FIG. 5 shows another example of the present invention In this example, the coupled dual screw threads 11′, 12′ are spaced each other and the spaced surface 50 between the dual screw threads 11, 12′also has wall apertures 70.
 On the other hand, in this example, the cage 1 has a sharpened section 60 on a first end of the cage 1 which enters the transverse channel formed in the disc space 230.

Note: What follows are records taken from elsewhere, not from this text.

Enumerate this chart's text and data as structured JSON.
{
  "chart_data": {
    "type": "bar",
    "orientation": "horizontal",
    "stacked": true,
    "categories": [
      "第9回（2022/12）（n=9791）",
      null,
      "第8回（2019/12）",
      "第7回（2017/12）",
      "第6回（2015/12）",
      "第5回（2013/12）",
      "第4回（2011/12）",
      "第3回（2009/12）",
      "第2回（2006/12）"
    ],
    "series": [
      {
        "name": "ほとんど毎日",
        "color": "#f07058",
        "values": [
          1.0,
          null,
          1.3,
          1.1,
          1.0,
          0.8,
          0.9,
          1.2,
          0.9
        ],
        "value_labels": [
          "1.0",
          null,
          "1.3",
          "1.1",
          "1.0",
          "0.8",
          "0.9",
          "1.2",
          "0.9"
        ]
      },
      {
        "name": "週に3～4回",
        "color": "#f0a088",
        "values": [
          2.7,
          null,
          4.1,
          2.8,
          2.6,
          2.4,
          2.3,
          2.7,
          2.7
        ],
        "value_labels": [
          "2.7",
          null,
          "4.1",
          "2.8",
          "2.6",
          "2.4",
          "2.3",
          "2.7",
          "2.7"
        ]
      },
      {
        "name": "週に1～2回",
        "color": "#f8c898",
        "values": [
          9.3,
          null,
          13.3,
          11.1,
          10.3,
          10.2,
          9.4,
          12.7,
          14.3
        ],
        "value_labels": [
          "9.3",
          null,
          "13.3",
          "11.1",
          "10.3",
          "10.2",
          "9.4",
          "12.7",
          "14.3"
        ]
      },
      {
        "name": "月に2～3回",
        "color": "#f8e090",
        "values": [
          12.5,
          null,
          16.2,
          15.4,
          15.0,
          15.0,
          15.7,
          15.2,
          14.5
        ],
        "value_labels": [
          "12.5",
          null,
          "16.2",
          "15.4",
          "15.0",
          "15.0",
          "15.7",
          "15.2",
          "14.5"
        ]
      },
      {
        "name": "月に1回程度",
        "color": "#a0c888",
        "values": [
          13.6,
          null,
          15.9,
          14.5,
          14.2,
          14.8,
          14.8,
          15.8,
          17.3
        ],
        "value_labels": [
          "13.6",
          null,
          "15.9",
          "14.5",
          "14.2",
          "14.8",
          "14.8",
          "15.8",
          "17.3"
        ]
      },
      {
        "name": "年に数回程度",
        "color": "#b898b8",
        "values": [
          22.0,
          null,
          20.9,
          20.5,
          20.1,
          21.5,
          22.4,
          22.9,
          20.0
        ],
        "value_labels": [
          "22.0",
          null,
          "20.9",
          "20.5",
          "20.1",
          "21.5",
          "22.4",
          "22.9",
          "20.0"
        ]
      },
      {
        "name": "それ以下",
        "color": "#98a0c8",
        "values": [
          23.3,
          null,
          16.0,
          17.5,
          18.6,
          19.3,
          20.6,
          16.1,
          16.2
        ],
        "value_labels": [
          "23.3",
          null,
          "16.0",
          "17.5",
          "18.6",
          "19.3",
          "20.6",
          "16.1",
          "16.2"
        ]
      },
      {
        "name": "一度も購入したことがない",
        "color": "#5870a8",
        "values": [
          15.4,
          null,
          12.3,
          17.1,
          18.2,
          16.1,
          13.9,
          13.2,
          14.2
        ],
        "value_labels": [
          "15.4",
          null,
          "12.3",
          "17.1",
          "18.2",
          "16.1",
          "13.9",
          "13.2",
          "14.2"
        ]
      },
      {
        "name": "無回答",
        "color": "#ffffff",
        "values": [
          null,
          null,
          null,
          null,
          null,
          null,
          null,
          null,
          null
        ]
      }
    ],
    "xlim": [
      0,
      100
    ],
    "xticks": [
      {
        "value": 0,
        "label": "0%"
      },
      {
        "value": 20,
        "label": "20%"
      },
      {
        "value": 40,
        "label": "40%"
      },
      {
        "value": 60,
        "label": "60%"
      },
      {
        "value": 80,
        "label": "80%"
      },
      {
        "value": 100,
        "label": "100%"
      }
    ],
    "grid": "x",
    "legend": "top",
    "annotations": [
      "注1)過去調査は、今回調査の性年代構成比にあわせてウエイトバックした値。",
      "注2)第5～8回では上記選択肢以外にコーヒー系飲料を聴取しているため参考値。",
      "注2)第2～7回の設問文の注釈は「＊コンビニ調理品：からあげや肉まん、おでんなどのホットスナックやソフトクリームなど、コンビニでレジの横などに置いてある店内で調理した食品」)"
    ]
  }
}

 The sharpened section 60 is so formed as to stimulate the inner wall of the intervertebral disc space 230 when the cage 1 goes inside the channel of the disc space 230. As the cage 1 is screwed into the channel of the disc space 230, it scratches the inner wall of the channel and facilitate the generation of the debris of the disc space 230 , so that the bone ingrowth in the cage 1 from the disc spaces 230 is more promoted.
 While the invention has been illustrated and described in detail in the drawings and foregoing description, the same is to be considered as illustrative and not restrictive in character, it being understood that only the preferred embodiment has been shown and described and that all changes and modifications that come within the spirit of the invention are desired to be protected.